Gobierno registra déficit primario de R$ 53,3 mil millones en mayo

Las cuentas del Gobierno Central registraron un déficit primario de R$ 53,3 mil millones en mayo de 2026, informó este lunes (29) el Tesoro Nacional. El resultado considera las cuentas del Tesoro Nacional, la Seguridad Social y el Banco Central y representa el peor desempeño del mes desde 2024, en valores ajustados por inflación.
El déficit primario se produce cuando los gastos del gobierno superan los ingresos, sin considerar el gasto en intereses de la deuda pública.
En mayo de 2025, el resultado negativo fue de R$ 40,2 mil millones. El empeoramiento se produjo porque el gasto aumentó a un ritmo más rápido que los ingresos.
Números principales:
• Déficit en mayo: R$ 53,3 mil millones
• Ingresos netos en mayo: R$ 198 mil millones
• Gastos en mayo: R$ 251,2 mil millones
• Aumento de gastos (respecto a mayo de 2025): 9,4% por encima de la inflación
• Aumento de ingresos (respecto a mayo de 2025): 5,5% por encima de la inflación
• Déficit en 12 meses: R$ 142,3 mil millones (1,06% del PIB)
Presión de gasto
El aumento de los gastos fue el principal factor del resultado negativo. Según el Tesoro, el gasto creció más rápido que los ingresos, presionado principalmente por los gastos discrecionales (no obligatorios), que incluyen financiamiento para el sector público e inversiones.
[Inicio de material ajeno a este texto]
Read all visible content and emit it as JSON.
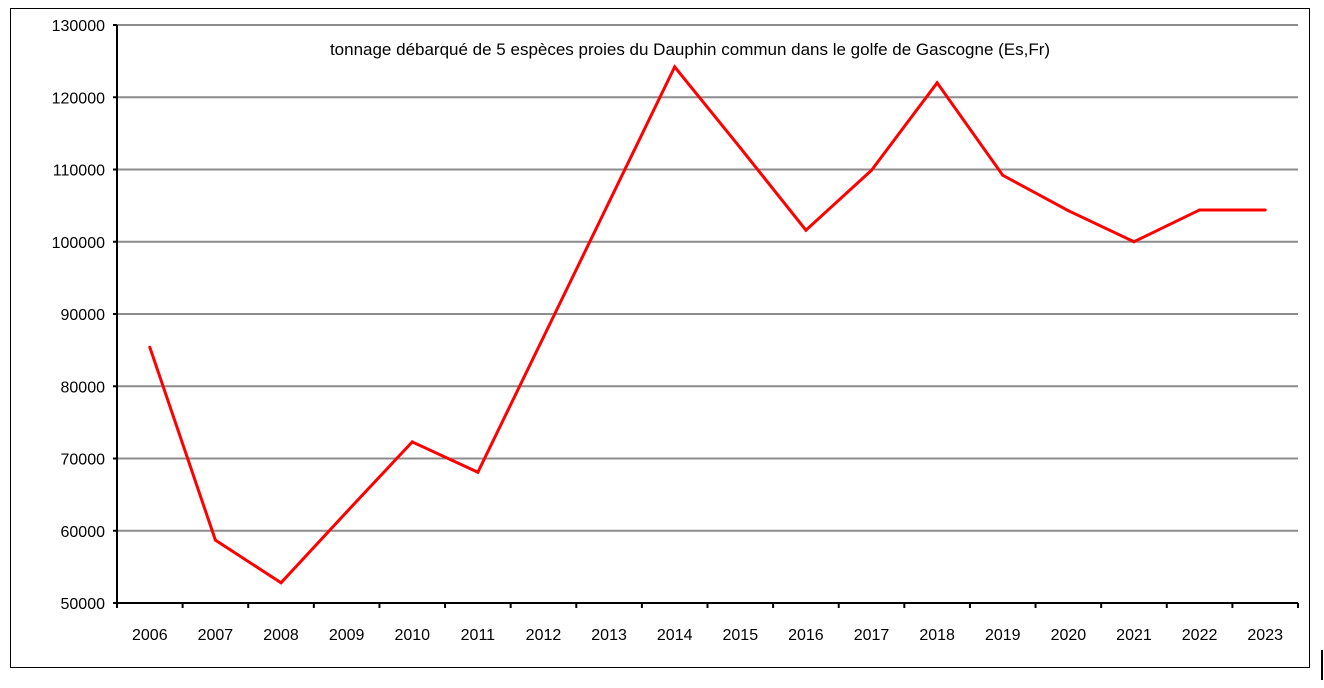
{
  "chart_data": {
    "type": "line",
    "title": "tonnage débarqué de 5 espèces proies du Dauphin commun dans le golfe de Gascogne (Es,Fr)",
    "xlabel": "",
    "ylabel": "",
    "categories": [
      "2006",
      "2007",
      "2008",
      "2009",
      "2010",
      "2011",
      "2012",
      "2013",
      "2014",
      "2015",
      "2016",
      "2017",
      "2018",
      "2019",
      "2020",
      "2021",
      "2022",
      "2023"
    ],
    "series": [
      {
        "name": "tonnage",
        "color": "#ff0000",
        "values": [
          85400,
          58700,
          52800,
          62600,
          72300,
          68100,
          86800,
          105500,
          124200,
          113000,
          101600,
          109900,
          122000,
          109200,
          104300,
          100000,
          104400,
          104400
        ]
      }
    ],
    "ylim": [
      50000,
      130000
    ],
    "yticks": [
      50000,
      60000,
      70000,
      80000,
      90000,
      100000,
      110000,
      120000,
      130000
    ],
    "ytick_labels": [
      "50000",
      "60000",
      "70000",
      "80000",
      "90000",
      "100000",
      "110000",
      "120000",
      "130000"
    ],
    "grid": true,
    "legend": "none"
  }
}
Entre los aspectos más destacados de mayo se encuentran:
• Gastos discrecionales: aumento real de R$ 16,7 mil millones;
• Inversiones: aumento real del 73,9%;
• Costos administrativos: crecimiento del 19,7%;
• Prestaciones de seguridad social: aumento de R$ 4,9 mil millones.
La colección mejora
A pesar del déficit, los ingresos federales tuvieron un desempeño positivo en mayo. Los ingresos por impuestos y contribuciones totalizaron R$ 266,8 mil millones, el mayor resultado del mes de mayo desde 2000, según datos del Servicio Federal de Ingresos.
Entre los ingresos que experimentaron crecimiento se encuentran:
• Contribución Social sobre el Beneficio Neto (CSLL): aumento del 36,7%;
• Impuesto sobre Operaciones Financieras (IOF): aumento del 30,4%;
• Regalías y participaciones petroleras: aumento del 84,5%.
Por otro lado, hubo una caída en los dividendos recibidos de las empresas estatales. En mayo, el gobierno recaudó R$ 2,3 mil millones bajo este rubro, frente a R$ 9,6 mil millones en el mismo mes de 2025.
Precatorios y enmiendas
El pago de órdenes judiciales –deudas públicas con sentencia judicial firme– también influyó en el resultado. El año pasado estas deudas se liquidaron en mayo, mientras que en 2025 el pago se produjo en junio.
Según Hacienda, este cambio afectó especialmente a tres grupos de gastos:
• Prestaciones de seguridad social: aumento de R$ 42,7 mil millones;
• Cargas de personal y sociales: aumento de R$ 19,2 mil millones;
• Sentencias judiciales sobre costos e inversiones: crecimiento de R$ 35,4 mil millones.
También se aceleraron las enmiendas parlamentarias. El Presupuesto 2026 prevé modificaciones por 49,9 mil millones de reales, de los cuales 37,8 mil millones de reales son obligatorios.
parte del año
De enero a mayo, el gobierno central registró un déficit de R$ 44,4 mil millones. En el mismo período de 2025, hubo un superávit de R$ 32,9 mil millones.
Al descontar la inflación, este es el mayor déficit de los primeros cinco meses del año desde 2020, inicio de la pandemia de covid-19.
Los ingresos netos acumulados alcanzaron R$ 1,059 billones, mientras que los gastos alcanzaron R$ 1,104 billones.
Meta fiscal
Para 2026, el objetivo oficial prevé un superávit primario de alrededor de R$ 34,3 mil millones, pero hay un margen de tolerancia que permite un resultado de hasta cero.
Con excepciones previstas por la ley para ciertos gastos, como las órdenes judiciales, la estimación actual del gobierno es terminar el año con un déficit de aproximadamente R$ 60,3 mil millones.
Escenario anual
El secretario del Tesoro Nacional, Daniel Leal, afirmó que el resultado está dentro de las expectativas del gobierno y no compromete la previsión fiscal para el año.
Según Hacienda, la diferencia entre ingresos y gastos sigue siendo el principal desafío para equilibrar las cuentas públicas en 2026.